I’m looking across the room at one of my friends. She starts crying. And it wasn’t joy. It wasn’t because she was moved.

I was like, “Crystal, why are you crying?”

She said, “Dasha, that’s a horrible idea. Nobody wants to get their first vibrator with their mother. Nobody.” She said, “That’s terrible. She's going to figure it out. She's going to figure it out. Please don’t do this. This is an awful idea.”

“Crystal, I have to say the tears are compelling. I’m pretty set that this has to happen in some fashion, but you're crying, and I love you and I respect everything that you've... okay.”

So I put it on ice. I thought about it a bit more. And life tends to sneak up you. Well, that was in my spirit. So this wasn’t about finding a way to fall on this conversation. I've always been in this conversation with my girls. I mean they were at the Vagina Monologues at 10 and 11, 11 and 12. We have a breakfast that we famously call Hashtag Butt Sex. We talk. But I know I had information too and I wanted to make sure that information got embedded in them and they weren’t asking these questions.

So because it was in my spirit, the universe responded to that and I was prepared and not prepared when I got the phone call that one of my girls had shared pictures of herself with a boy she liked at school.

“Oh, you want to send pictures of yourself, huh?” And my lecture quickly became fussing. And then I heard myself yelling. I heard my voice screaming, felt myself crawling up her chest and it wasn’t okay. I wasn’t okay. I was terrified for her and I know that I was terrified for the little me that didn’t have someone screaming at me. I had plenty of people around who knew me and loved me but who would ever think the honor student was trying to figure her way through the world this way.

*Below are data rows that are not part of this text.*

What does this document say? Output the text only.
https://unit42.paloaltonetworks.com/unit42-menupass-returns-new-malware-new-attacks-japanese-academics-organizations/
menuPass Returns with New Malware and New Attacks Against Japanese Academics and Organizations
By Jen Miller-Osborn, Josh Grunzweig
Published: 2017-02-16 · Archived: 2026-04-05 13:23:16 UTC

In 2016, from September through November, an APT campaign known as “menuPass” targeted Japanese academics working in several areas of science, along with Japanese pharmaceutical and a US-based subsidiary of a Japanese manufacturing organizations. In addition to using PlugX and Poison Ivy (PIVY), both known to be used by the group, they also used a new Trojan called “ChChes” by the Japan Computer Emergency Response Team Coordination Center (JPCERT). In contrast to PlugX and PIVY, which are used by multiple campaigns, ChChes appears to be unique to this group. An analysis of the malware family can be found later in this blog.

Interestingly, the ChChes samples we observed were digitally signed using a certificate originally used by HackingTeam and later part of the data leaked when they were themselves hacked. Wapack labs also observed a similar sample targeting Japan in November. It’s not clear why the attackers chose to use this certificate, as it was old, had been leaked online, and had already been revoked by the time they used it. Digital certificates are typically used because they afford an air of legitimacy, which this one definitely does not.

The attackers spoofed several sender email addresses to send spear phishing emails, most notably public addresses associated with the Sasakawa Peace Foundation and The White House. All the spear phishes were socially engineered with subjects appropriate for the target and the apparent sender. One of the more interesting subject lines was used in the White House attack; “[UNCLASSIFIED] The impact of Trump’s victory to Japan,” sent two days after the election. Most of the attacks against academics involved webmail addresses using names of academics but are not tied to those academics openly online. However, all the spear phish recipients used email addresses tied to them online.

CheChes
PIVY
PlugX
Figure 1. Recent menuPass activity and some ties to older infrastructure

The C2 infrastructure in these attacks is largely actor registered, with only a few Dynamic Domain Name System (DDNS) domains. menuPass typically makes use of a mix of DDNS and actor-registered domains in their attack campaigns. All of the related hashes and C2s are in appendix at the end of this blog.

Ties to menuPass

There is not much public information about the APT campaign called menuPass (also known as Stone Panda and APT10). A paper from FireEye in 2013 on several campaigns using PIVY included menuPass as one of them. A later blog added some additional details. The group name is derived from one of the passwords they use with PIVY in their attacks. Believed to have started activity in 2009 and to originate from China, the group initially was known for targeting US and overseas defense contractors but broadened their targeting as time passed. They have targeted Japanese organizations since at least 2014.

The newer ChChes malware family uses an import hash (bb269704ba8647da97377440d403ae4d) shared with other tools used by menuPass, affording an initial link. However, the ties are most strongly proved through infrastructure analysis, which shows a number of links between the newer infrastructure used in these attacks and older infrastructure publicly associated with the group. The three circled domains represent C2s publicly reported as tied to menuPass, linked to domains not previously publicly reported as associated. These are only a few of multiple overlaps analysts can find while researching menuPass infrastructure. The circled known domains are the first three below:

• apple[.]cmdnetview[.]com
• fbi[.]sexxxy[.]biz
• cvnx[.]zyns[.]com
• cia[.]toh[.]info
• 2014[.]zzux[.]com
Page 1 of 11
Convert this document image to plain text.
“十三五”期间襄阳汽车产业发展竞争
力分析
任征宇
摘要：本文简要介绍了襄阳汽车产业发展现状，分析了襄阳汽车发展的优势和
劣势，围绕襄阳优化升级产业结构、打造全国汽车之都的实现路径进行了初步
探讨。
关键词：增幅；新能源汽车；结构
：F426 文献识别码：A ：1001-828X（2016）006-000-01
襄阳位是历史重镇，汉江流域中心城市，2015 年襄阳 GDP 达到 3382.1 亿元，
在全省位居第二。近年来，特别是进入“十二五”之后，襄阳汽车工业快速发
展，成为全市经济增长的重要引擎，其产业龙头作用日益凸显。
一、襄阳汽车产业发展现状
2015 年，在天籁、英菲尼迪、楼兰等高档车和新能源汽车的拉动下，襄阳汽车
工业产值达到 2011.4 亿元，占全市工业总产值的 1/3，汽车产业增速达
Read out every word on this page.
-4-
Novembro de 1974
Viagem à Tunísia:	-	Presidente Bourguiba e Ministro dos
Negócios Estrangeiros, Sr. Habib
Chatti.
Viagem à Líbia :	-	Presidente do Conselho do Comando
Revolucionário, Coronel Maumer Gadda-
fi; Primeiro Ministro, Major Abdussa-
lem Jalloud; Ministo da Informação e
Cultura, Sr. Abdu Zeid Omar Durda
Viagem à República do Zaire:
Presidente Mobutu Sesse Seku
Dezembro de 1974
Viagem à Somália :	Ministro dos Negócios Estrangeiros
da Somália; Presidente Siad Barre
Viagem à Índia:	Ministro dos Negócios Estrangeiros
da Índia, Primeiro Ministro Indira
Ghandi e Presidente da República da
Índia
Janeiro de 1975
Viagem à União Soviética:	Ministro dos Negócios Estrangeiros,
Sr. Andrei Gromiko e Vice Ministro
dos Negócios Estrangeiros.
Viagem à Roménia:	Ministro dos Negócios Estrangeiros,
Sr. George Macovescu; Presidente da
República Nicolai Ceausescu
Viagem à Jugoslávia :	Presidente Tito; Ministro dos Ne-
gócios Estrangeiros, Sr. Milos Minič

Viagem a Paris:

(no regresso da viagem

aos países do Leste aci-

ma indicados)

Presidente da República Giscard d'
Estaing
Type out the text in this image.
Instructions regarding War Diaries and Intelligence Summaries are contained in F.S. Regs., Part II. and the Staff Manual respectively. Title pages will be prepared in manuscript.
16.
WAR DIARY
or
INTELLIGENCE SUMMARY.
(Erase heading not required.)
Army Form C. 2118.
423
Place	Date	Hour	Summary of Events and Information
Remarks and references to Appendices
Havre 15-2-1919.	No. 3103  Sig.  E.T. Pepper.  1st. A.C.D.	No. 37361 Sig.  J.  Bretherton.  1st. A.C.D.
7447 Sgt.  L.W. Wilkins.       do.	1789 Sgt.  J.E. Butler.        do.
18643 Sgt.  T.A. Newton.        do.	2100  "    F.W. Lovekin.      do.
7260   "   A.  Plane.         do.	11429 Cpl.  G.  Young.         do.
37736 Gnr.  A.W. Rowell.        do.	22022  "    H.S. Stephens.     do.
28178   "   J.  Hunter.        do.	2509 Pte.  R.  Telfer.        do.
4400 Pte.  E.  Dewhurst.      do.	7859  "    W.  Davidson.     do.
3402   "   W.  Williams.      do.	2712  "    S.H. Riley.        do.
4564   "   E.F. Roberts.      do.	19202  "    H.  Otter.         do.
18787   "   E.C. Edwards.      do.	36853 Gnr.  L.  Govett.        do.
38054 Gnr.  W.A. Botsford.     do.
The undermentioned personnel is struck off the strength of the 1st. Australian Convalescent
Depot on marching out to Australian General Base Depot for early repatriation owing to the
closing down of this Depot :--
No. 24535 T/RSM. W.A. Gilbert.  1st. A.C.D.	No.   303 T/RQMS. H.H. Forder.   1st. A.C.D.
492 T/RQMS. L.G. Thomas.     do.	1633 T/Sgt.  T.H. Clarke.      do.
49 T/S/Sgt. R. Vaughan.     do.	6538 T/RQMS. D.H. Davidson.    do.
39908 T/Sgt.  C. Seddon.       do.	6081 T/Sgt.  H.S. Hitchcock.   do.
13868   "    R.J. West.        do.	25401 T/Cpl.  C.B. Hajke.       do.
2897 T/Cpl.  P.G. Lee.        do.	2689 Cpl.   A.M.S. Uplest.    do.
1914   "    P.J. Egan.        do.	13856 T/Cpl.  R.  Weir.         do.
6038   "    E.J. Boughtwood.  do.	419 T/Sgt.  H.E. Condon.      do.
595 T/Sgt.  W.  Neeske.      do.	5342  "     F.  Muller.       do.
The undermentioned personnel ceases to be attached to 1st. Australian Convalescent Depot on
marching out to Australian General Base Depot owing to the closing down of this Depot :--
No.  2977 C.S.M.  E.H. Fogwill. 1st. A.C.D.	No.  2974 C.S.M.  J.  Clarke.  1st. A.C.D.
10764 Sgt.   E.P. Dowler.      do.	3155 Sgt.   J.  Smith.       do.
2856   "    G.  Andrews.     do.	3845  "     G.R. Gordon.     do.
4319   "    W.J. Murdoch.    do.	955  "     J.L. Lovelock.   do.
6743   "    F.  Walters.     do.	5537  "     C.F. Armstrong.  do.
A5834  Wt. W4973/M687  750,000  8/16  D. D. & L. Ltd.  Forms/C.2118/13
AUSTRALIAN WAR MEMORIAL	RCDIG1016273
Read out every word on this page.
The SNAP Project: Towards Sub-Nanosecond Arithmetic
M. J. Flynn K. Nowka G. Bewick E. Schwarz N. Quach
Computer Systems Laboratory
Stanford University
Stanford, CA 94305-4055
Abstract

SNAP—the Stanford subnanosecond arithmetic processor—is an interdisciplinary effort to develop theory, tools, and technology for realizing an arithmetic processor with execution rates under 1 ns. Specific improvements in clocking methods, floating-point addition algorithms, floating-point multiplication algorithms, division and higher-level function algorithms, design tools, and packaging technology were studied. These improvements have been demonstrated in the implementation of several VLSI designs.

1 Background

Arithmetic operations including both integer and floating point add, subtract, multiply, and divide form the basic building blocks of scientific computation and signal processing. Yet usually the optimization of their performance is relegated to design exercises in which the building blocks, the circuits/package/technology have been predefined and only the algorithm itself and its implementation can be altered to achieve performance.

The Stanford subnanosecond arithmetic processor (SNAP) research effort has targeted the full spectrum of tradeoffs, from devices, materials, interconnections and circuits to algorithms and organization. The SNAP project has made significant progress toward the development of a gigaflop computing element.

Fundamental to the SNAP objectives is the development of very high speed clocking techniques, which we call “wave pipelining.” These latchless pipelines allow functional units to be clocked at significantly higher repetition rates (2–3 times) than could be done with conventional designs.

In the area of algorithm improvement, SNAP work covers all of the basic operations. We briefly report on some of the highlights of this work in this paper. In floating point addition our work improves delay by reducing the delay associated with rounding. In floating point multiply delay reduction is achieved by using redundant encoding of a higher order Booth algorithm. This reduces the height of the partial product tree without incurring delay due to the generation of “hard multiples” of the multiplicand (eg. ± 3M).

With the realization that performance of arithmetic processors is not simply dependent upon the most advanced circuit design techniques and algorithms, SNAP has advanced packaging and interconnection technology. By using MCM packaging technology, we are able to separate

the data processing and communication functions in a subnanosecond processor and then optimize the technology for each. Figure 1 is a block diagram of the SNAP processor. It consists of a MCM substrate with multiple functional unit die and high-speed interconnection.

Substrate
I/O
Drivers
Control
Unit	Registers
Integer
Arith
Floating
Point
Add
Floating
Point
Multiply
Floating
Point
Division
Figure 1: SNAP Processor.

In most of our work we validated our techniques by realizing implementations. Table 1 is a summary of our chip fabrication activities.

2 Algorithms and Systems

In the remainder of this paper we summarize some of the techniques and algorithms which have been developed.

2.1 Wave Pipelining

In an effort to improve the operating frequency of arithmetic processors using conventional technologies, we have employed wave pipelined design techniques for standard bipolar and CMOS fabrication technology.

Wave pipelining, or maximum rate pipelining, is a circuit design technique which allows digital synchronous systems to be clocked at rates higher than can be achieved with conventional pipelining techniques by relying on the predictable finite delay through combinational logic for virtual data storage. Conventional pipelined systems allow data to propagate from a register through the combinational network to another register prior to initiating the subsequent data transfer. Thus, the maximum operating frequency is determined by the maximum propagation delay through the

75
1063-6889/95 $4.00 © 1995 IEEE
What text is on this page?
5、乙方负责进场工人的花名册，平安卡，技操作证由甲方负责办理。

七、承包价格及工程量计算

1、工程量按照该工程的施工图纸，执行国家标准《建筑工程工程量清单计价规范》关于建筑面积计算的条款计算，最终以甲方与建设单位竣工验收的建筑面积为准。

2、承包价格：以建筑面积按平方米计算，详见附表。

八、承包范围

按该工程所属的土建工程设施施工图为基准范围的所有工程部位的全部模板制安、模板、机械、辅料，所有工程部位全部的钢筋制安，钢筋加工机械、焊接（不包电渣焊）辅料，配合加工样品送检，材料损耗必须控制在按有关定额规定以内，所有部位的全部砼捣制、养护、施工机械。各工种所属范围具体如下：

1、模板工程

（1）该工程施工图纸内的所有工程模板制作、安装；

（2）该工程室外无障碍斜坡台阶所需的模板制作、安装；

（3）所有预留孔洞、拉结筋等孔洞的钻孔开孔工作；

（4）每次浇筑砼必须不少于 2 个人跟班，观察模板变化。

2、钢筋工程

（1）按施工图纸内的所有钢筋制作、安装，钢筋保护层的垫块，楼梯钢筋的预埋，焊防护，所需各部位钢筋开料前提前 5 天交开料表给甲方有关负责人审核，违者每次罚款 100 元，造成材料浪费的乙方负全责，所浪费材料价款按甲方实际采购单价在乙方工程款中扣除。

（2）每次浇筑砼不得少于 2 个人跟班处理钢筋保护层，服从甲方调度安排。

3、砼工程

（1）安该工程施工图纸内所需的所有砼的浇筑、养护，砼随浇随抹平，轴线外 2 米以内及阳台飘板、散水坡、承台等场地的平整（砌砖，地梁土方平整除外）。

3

I was terrified because I knew, in yearning to be seen, how I was giving out pieces of myself that was the only currency that seemed to matter where I was and how many decades it has taken me to reclaim those pieces back. She deserved better than that and she deserved the best part of me.

So I dug in the only thing that I knew, the only thing that got me through those years, got me through those ideas of myself, and that was making shit.

So this buzz-mitzvah became a body of work. And the first thing that we did we watched the documentary about the influence of sexualized media on women and girls and how it’s not an accident, it’s not by happenstance and we’re all steeped in this water together. Then she had to write a poem on how that deliberateness made her feel.

Then we took a cardboard cutout with the grocery store and we did the outline of her body and she had this cardboard silhouette of herself. We interviewed five boys and five girls, men and women in her circle of family and friends about what they had advice for for when they were at that age. She took her favorite comments and we put graphic text so she had this hanging at her wall.

Our favorite was, “Boys are dumb and girls are silly.” Still true.

There was a video of watching the actual live birth and then making a comic strip of a sperm and an egg. There's a claymation exercise which was a chance to study STDs. There's an abstract oil painting and water colors of how you would characterize your best traits and your personality. This is a body of work.

And I've been thinking a lot about that being my next show, thinking a lot about how to actually translate that into an experience for other mothers and daughters and caregivers and how to bridge the conversation of past and future and now, because as woman and girls and biology is past and future and now. The lessons are familiar but they're always changing.

And as for my niece, and she gave me permission to share this story, she's a high school graduate. She's working in our family business. She's very clear and secure about who she's going to be and, like all of us, working through who she used to be.

And for me, I’m grateful to be a part of a narrative where she's going to have plenty of stories to tell, plenty of house parties she's going to be at. And I’m hopeful and prayerful that everyone of her stories that she chooses to tell, they're all going to be delicious. Thank you.